There were times, my darling child, that I wanted to run away. Or hide. Or beg "Five minutes, baby. Please-- just give me five minutes." But that proved to be nearly impossible for you to give. What saved me  were these occasional flashes of incandescent brilliance-- leaps of fancy and abstraction that dazzled me and startled me and fairly took my breath away. You so clearly "got it."

At six, you declared that when you grew up, you would "build houses for all the poor people, and make sure that they had enough to eat." At ten, you burst into tears - not because Representative Gabby Giffords had been shot, and not that there were a handful of others (including a young child) caught in the wake of those senseless bullets -- but because there was no outcry for the young boy who'd been murdered (also by senseless bullets) on the south side of Chicago only a few days before. You cried out: Where was the justice, the attention, the president's speech for the poor black child lost to urban warfare? Why just the richer, white people in Arizona? At twelve, you chose your the Torah portion for your Bar Mitzvah to be Sh'lach Lecha; the one about the giants and the spies, yes-- but you chose to talk about the commandments we were given on how to treat "the stranger"-- the outside-of, the kept-apart one, the Other.

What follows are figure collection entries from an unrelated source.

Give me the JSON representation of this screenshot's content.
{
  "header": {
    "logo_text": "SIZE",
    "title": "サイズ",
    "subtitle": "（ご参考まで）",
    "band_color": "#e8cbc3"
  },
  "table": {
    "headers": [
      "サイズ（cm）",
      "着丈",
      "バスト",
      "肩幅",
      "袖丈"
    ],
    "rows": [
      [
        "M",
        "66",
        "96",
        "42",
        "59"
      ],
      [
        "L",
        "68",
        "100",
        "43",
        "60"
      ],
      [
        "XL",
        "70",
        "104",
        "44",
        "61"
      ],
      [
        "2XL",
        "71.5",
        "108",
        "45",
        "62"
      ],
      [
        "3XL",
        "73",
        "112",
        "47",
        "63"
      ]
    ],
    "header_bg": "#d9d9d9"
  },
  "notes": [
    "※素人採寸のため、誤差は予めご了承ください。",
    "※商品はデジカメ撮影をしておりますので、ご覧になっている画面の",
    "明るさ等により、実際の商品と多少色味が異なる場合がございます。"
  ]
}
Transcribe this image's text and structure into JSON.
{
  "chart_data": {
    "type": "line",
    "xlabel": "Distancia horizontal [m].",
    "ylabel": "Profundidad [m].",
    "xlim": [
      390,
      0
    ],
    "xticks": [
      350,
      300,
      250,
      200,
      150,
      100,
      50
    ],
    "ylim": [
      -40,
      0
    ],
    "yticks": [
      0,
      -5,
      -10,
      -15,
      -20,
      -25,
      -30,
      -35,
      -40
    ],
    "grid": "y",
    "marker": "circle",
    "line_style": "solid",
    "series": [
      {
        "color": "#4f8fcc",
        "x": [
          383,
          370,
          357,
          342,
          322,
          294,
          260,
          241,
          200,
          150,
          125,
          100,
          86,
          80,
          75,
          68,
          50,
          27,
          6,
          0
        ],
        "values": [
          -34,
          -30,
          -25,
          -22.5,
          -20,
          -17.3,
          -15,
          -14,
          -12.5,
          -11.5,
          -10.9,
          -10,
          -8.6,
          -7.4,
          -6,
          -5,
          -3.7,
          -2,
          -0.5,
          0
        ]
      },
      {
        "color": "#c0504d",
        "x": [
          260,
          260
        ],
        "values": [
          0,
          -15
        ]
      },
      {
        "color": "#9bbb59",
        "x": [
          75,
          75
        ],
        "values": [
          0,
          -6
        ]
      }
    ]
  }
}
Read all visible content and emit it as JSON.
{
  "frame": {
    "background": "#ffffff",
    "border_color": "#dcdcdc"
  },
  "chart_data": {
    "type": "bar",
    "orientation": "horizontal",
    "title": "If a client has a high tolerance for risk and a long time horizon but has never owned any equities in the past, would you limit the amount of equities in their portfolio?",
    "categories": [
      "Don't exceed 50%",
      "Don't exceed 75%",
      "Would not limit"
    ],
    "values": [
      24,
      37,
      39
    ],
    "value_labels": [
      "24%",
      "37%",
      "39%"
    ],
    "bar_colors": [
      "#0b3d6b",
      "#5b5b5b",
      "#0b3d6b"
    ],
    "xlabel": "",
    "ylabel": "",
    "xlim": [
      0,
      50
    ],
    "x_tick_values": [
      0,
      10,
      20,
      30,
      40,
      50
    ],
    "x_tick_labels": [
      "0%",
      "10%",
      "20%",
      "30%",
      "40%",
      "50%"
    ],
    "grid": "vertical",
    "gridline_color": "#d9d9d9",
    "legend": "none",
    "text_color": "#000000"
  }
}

Oh, may darling boy-- you so clearly get it. You have no shyness in telling me you don't believe in God. But you believe in kindness; I'm good with that. You so clearly have a sense of righteousness and compassion that I swear will heal the world. I have no doubt that you will build the houses, fight for justice, demand that we treat one another kindly and with love. You are that boy, and I am so amazed at the grace and the gift I have been given in being your mom.

Don't get me wrong, beloved-- you will have your struggles. You know that already. And I won't be able to heal your hurt every time. Or even any time. You know that, too. I will not always have words of wisdom, sage advice, or answers (easy or cryptic, take your pick). There will be moments of speechlessness and hurt, and a heaping pile of seething anger. On your side. And mine. We are who we are, right? 

But given all our faults and humanity, I can promise you forgiveness. I can promise that nothing you do or say will ever make me love you less. I promise open arms and comfort. And love. Ever and always-- love. What you taught me-- that there is love, unconditional, infinite and filled with grace. 

A decade and a half later, I still have no clue about a maternal instinct. Frankly, at this point, I could not care less about maternal instinct. I'm your mom. For good, forever, learned or innate, messed up and glorious and neurotically anxious and trying to keep up -- I am your mom. It's the most important truth of the universe. I can't imagine a life, a world, a minute, a day where I am not your mother.

And for that, I am forever grateful, and will be forever blessed.